= Edgar Sydenstricker =

American economist and statistician

Edgar Sydenstricker (15 July 1881 – 19 March 1936) was an American economist and statistician.

Sydenstricker was born on 15 July 1881 in Shanghai to missionaries Caroline Maude (Stulting) (1857–1921) and Absalom Sydenstricker. His parents returned to their home state of West Virginia for the birth of his younger sister Pearl S. Buck. Sydenstricker came to the United States in 1896. He enrolled at Fredericksburg College and later Washington and Lee University, where he was elected to Phi Beta Kappa. Sydenstricker completed a master's of art degree at Washington and Lee in 1902. For further graduate study, Sydenstricker enrolled at the University of Chicago and Johns Hopkins University.

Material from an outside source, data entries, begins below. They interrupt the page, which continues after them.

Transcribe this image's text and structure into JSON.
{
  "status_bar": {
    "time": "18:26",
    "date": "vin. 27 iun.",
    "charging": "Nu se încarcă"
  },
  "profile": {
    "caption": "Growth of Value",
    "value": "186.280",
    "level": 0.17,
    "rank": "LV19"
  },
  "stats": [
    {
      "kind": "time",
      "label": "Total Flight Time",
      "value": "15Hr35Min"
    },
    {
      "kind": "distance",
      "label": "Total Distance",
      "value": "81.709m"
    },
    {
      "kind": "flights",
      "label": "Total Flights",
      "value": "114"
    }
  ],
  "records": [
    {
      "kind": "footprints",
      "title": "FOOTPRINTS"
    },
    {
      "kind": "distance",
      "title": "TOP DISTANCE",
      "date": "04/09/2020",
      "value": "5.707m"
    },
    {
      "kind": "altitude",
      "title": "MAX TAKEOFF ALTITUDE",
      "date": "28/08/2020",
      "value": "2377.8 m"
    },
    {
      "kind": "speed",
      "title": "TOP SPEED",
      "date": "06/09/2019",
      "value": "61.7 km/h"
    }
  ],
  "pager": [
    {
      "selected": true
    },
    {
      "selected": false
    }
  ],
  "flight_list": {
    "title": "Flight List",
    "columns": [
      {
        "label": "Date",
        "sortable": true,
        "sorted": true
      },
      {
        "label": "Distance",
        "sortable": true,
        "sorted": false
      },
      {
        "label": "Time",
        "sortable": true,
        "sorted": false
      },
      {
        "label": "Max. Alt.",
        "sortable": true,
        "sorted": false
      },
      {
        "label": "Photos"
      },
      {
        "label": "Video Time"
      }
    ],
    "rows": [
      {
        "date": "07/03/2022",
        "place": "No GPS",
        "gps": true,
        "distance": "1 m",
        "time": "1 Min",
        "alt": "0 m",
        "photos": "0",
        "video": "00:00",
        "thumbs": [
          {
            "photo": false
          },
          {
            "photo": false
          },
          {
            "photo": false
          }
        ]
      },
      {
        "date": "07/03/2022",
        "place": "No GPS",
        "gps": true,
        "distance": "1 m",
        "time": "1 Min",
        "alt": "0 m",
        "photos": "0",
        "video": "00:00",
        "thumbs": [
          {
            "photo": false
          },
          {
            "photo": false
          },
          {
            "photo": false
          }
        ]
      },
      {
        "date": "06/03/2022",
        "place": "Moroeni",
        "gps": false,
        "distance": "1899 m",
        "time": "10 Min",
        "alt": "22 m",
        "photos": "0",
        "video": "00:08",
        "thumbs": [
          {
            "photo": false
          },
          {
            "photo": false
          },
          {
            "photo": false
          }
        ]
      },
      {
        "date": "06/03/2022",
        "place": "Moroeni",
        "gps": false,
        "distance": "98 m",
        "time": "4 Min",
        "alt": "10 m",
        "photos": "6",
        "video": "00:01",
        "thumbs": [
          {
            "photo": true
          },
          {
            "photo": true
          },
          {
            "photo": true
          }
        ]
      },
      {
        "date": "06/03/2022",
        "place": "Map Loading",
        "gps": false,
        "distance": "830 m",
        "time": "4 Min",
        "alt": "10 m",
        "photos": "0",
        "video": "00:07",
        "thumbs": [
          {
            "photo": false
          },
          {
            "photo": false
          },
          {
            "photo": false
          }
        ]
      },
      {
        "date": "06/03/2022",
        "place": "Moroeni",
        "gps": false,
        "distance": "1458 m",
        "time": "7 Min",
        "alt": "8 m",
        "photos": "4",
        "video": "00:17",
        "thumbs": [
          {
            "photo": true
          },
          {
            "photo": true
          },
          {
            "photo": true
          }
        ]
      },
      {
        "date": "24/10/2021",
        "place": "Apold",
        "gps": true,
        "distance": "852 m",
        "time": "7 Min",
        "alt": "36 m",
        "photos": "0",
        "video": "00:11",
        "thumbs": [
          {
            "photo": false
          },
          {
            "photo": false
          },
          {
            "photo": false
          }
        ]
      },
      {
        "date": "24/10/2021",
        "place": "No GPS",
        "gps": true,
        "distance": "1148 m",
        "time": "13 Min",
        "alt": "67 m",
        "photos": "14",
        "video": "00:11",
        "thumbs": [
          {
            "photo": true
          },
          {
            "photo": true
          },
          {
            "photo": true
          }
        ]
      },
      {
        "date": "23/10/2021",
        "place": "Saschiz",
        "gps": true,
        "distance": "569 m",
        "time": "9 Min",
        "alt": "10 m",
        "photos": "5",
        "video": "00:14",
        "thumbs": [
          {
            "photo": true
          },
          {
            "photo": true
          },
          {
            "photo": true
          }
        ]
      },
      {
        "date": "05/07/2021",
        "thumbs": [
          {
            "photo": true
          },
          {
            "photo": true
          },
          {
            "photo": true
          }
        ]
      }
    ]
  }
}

He was a high school principal in Onancock, Virginia until 1905, when he became editor of the Daily Advance, a newspaper in Lynchburg, Virginia. Sydenstricker also wrote for other publications. Between 1907 and 1908, Sydenstricker was a fellow in political economy at the University of Chicago, after which he worked for the United States Immigration Commission and the Commission on Industrial Relations until 1915. Sydenstricker joined the United States Public Health Service in 1915 to work with Benjamin S. Warren. Together, they researched the health and economic status of textile factory workers in New York City, as well as sickness insurance in Europe. From 1916 to 1918, Sydenstricker and Joseph Goldberger researched causes of pellagra in the American South. Sydenstricker and Wade Hampton Frost began in 1918 to research influenza with a statistical focus. Sydenstricker was named head of the Office of Statistical Investigations in 1920, and began the Hagerstown Morbidity Survey the next year. It later became the U. S. National Health Survey. In 1923, the League of Nations invited Sydenstricker to establish the Epidemiological Service of the Health Organization, which ran similar public health studies on an international scale.

Sydenstricker became a consultant to the Milbank Memorial Fund in 1925. As he took on more extensive leadership roles within the organization, including as director of research in 1928 and scientific director in 1935, Sydenstricker's reduced his responsibilities at the Public Health Service to consultancy work. He served in several positions within the American Statistical Association, among them counsellor, member of the board of directors, and associate editor. Sydenstricker was elected a member of the ASA in 1917, and became a fellow in 1922. He also represented the association on Social Science Research Council between 1931 and 1934. He died on March 19, 1936, aged 54, of a cerebral hemorrhage.